Bowker comes to UCI from the University of Pittsburgh, where he served as Professor and Senior Scholar in Cyberscholarship. Previously he was the Executive Director and the Regis and Dianne McKenna Professor at the Center for Science, Technology and Society at Santa Clara University. He was also a faculty member at UC San Diego, where he served as chair of the Department of Communication, and at the University of Illinois at Urbana-Champaign. He received his Ph.D. in History and Philosophy of Science from the University of Melbourne, Australia, and held an extended postdoctoral position at the Ecole de Mines in Paris. He later served as director of the National Archive for the History of Computing at the University of Manchester.
“I’m excited to be part of the Bren School and the Department of Informatics,” Bowker says. “There’s an incredible mix here of really strong cultural and social theory and great technical ability. UC Irvine is also known for its fantastic range of interdisciplinary collaborations across the campus, and the collegiality is amazing.”
Together with Gregory and Knobel, Bowker is developing the Values in Design Laboratory at the Bren School. Involving researchers throughout the campus, the VID Lab will promote the design of information technology products and infrastructure that serve the public good.
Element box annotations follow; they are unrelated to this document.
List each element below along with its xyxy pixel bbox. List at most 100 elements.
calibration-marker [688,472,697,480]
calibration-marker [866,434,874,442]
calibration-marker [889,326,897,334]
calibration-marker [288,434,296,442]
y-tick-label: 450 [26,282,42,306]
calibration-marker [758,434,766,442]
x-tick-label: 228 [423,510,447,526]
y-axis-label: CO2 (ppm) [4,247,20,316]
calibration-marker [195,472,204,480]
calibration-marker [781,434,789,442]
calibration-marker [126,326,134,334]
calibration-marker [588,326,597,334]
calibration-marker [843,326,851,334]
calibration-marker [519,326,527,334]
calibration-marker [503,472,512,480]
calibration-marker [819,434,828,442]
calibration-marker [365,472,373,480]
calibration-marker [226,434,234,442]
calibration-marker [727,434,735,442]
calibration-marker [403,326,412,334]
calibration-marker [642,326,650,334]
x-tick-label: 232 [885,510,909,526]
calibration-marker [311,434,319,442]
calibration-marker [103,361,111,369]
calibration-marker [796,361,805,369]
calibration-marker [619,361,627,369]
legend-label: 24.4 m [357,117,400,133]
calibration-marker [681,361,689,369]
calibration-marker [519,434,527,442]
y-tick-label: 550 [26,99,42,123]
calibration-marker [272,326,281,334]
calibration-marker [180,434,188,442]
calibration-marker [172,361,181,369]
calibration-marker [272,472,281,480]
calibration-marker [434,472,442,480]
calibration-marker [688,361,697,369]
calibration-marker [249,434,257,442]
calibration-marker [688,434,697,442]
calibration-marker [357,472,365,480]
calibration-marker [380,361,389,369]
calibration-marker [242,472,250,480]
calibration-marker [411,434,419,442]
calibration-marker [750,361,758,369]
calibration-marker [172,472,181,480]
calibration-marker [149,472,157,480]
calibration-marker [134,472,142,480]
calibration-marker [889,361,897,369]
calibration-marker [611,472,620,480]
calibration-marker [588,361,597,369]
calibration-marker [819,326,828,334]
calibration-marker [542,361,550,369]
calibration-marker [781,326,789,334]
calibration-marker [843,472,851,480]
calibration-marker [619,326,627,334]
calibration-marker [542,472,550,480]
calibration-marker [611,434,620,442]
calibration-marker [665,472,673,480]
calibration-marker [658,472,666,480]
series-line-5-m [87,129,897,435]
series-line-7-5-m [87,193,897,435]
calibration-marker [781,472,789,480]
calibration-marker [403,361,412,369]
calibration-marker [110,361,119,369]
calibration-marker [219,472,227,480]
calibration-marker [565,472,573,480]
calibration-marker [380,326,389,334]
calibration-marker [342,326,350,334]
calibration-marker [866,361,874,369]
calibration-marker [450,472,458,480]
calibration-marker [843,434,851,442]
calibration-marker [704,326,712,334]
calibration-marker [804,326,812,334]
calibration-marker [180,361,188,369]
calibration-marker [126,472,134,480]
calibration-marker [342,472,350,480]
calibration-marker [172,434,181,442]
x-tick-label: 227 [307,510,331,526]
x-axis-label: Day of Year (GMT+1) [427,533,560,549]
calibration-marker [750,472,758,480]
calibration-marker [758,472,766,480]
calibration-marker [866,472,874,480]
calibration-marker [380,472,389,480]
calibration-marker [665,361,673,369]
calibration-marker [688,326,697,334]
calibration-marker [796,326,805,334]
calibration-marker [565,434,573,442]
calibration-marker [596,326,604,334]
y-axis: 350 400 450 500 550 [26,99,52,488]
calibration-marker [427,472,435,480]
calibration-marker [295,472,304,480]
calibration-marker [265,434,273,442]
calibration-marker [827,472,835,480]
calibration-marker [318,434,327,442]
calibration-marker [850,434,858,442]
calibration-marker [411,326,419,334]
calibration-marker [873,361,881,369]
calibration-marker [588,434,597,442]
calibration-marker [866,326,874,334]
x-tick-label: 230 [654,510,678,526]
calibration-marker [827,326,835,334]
“The team of Bowker, Gregory and Knobel brings a tremendous amount of experience to UC Irvine and the Department of Informatics," says informatics chair André van der Hoek. "Their expertise — ranging from information and values in design, to health IT and cyberinfrastructure — adds a new dimension to our department and offers countless opportunities for research partnerships within the campus and beyond."
Prior to joining UCI, Judith Gregory was faculty co-director of the Doctor of Philosophy in Design Program at the IIT Institute of Design in Chicago. She received her Ph.D. in Communication from UC San Diego. Her research interests include participatory design; design and emotion; translational biomedical informatics; and design by youth. She serves on the Technical Expert Panel of the Agency for HealthCare Research and Quality and is an Honorary Professor in Human-Centered Informatics at Aalborg University in Denmark.
Previously Gregory was a faculty member in the Institute of Informatics and International Health Information Systems Programme, University of Oslo, and Honorary Professor at the Oslo School of Architecture and Design. The VID Lab’s Design By Youth program — an initiative to bring socially beneficial design into K-12 classrooms in Orange County — is modeled after her successful effort at the Institute of Design.
Cory Knobel comes to UCI from the University of Pittsburgh School of Information Sciences, where he was an assistant professor in the Library Science and Information Science & Technology programs. He received his Ph.D. in Information from the University of Michigan and also completed graduate degrees in Science, Technology, & Society, and in Complex Systems. He has several years of industry consulting experience in Human-Computer Interaction and accessible technology design.
Knobel’s current work focuses on two areas: first, on the role of human and social values in the design of information systems and technologies; and second, on how emerging techniques in information representation and multimodal interaction give rise to new forms of knowledge discovery and expression. Knobel and Bowker are working together on an NSF-sponsored web-based report that explores how new media shapes scholarly communication and challenges us to consider new forms of knowledge-generating practices, institutions and artifacts.